Rewolucja paszportowa. Rząd zapowiada duże zmiany
Ministerstwo Spraw Wewnętrznych i Administracji przygotowało nowy projekt ustawy o dokumentach paszportowych. Proces wydawania paszportów ma być prostszy, usprawniony i bezpieczniejszy – przynajmniej według propagandy rządu.
Elektroniczny wniosek o wydanie paszportu, obniżenie granicy wiekowej osób zwolnionych z obowiązku złożenia własnoręcznego podpisu oraz usystematyzowanie opłat, to niektóre zmiany, które przewiduje projekt ustawy. W ocenie skutków regulacji (OSR) wymieniono w dwudziestu punktach główne rozwiązania, które resort zamierza wprowadzić.

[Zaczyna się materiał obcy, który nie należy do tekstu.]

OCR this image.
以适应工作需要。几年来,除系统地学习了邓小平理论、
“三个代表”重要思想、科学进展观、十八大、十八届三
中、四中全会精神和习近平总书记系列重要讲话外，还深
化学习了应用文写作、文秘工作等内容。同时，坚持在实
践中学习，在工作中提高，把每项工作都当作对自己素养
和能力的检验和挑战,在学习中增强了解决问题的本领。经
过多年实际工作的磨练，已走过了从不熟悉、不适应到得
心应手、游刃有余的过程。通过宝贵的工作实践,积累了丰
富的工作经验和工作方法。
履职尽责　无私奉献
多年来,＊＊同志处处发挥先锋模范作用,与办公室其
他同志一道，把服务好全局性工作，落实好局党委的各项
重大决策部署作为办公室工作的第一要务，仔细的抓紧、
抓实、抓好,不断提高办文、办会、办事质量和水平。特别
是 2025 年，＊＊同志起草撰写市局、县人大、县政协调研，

Jednym z nich jest utworzenie Rejestru Dokumentów Paszportowych, który miałby zastąpić dotychczasową Centralną Ewidencję Wydanych i Unieważnionych Dokumentów Paszportowych (CEWiUDP) oraz lokalne ewidencje. Według autorów projektu ma on umożliwić szybki obieg informacji, dzięki m.in. odstąpieniu od papierowej wersji wniosku o wydanie dokumentu paszportowego na rzecz wniosku elektronicznego, który będzie generowany przez urzędnika paszportowego w aplikacji, na podstawie danych podanych przez obywatela i zgromadzonych w dostępnych rejestrach państwowych.

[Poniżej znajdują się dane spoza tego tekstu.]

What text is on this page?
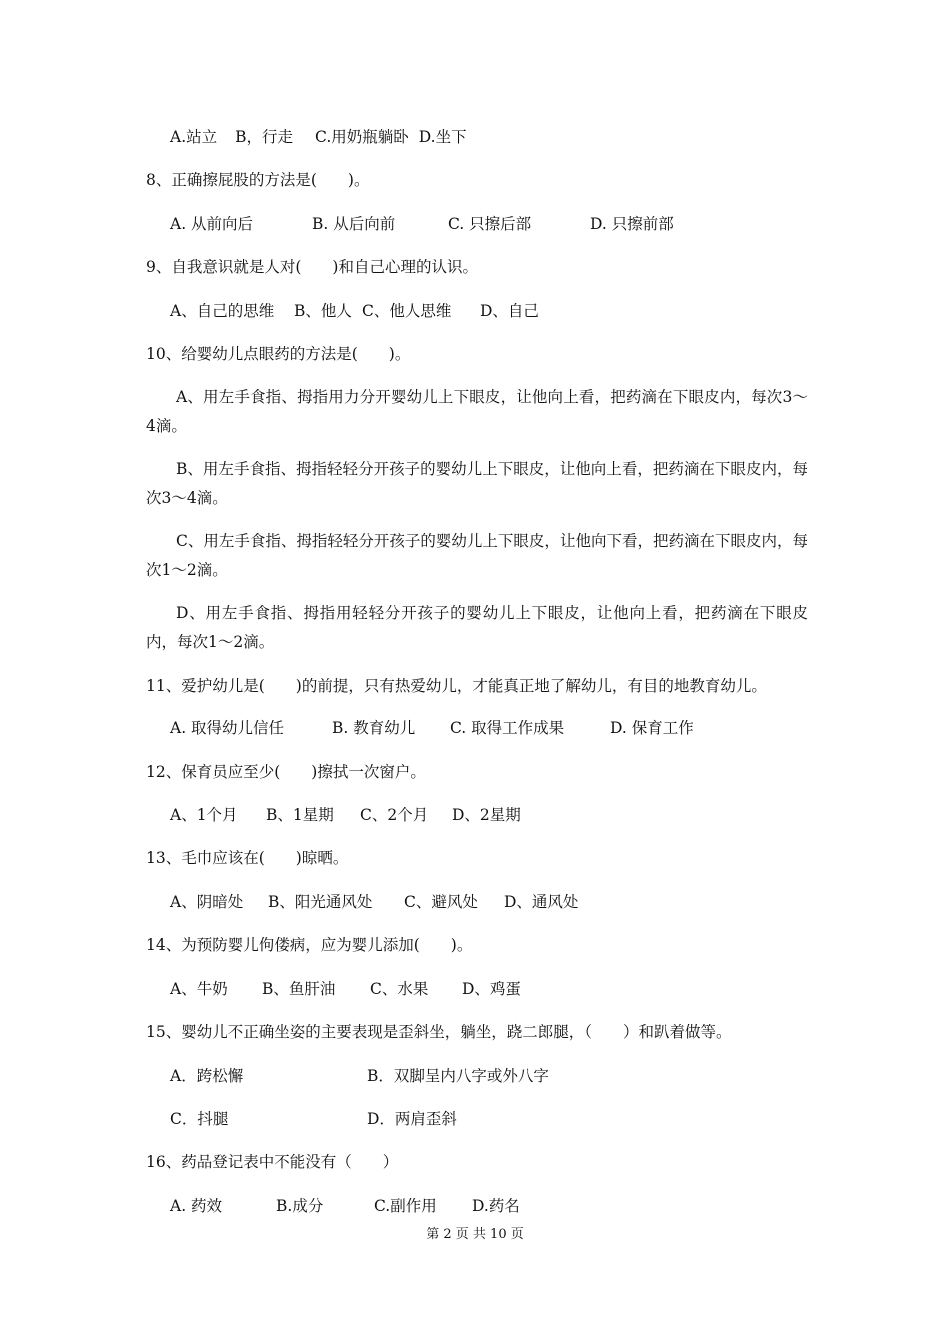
A.站立 B，行走 C.用奶瓶躺卧 D.坐下
8、正确擦屁股的方法是(　　)。
A. 从前向后	B. 从后向前	C. 只擦后部	D. 只擦前部
9、自我意识就是人对(　　)和自己心理的认识。
A、自己的思维 B、他人 C、他人思维 D、自己
10、给婴幼儿点眼药的方法是(　　)。
A、用左手食指、拇指用力分开婴幼儿上下眼皮，让他向上看，把药滴在下眼皮内，每次3～4滴。
B、用左手食指、拇指轻轻分开孩子的婴幼儿上下眼皮，让他向上看，把药滴在下眼皮内，每次3～4滴。
C、用左手食指、拇指轻轻分开孩子的婴幼儿上下眼皮，让他向下看，把药滴在下眼皮内，每次1～2滴。
D、用左手食指、拇指用轻轻分开孩子的婴幼儿上下眼皮，让他向上看，把药滴在下眼皮内，每次1～2滴。
11、爱护幼儿是(　　)的前提，只有热爱幼儿，才能真正地了解幼儿，有目的地教育幼儿。
A. 取得幼儿信任	B. 教育幼儿 C. 取得工作成果	D. 保育工作
12、保育员应至少(　　)擦拭一次窗户。
A、1个月 B、1星期 C、2个月 D、2星期
13、毛巾应该在(　　)晾晒。
A、阴暗处 B、阳光通风处 C、避风处 D、通风处
14、为预防婴儿佝偻病，应为婴儿添加(　　)。
A、牛奶 B、鱼肝油 C、水果 D、鸡蛋
15、婴幼儿不正确坐姿的主要表现是歪斜坐，躺坐，跷二郎腿，（　　）和趴着做等。
A．跨松懈	B．双脚呈内八字或外八字
C．抖腿	D．两肩歪斜
16、药品登记表中不能没有（　　）
A. 药效	B.成分	C.副作用 D.药名
第 2 页 共 10 页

Projekt ustawy zakłada również obniżenie granicy wiekowej osób zwolnionych z obowiązku złożenia własnoręcznego podpisu oraz konieczności pobierania odcisków linii papilarnych palców.
W obecnym stanie prawnym małoletni do 13. roku życia są zwolnieni z obowiązku składania podpisu, który jest zamieszczany w paszporcie. Jednocześnie małoletnim do 13. roku życia paszporty wydawane są z 5-letnim terminem ważności. Projektowana ustawa zakłada, że paszport wydawany osobie, która ukończyła 12. rok życia, będzie ważny przez 10 lat od daty jego wydania, a dla osoby, która nie ukończyła 12. roku życia – będzie ważny przez 5 lat od daty jego wydania.
Projekt obejmuje także kwestie związane z książeczką paszportową – jej budowy i zakresu danych.
Projekt ma zostać przyjęty przez Radę Ministrów w II kwartale 2021 roku.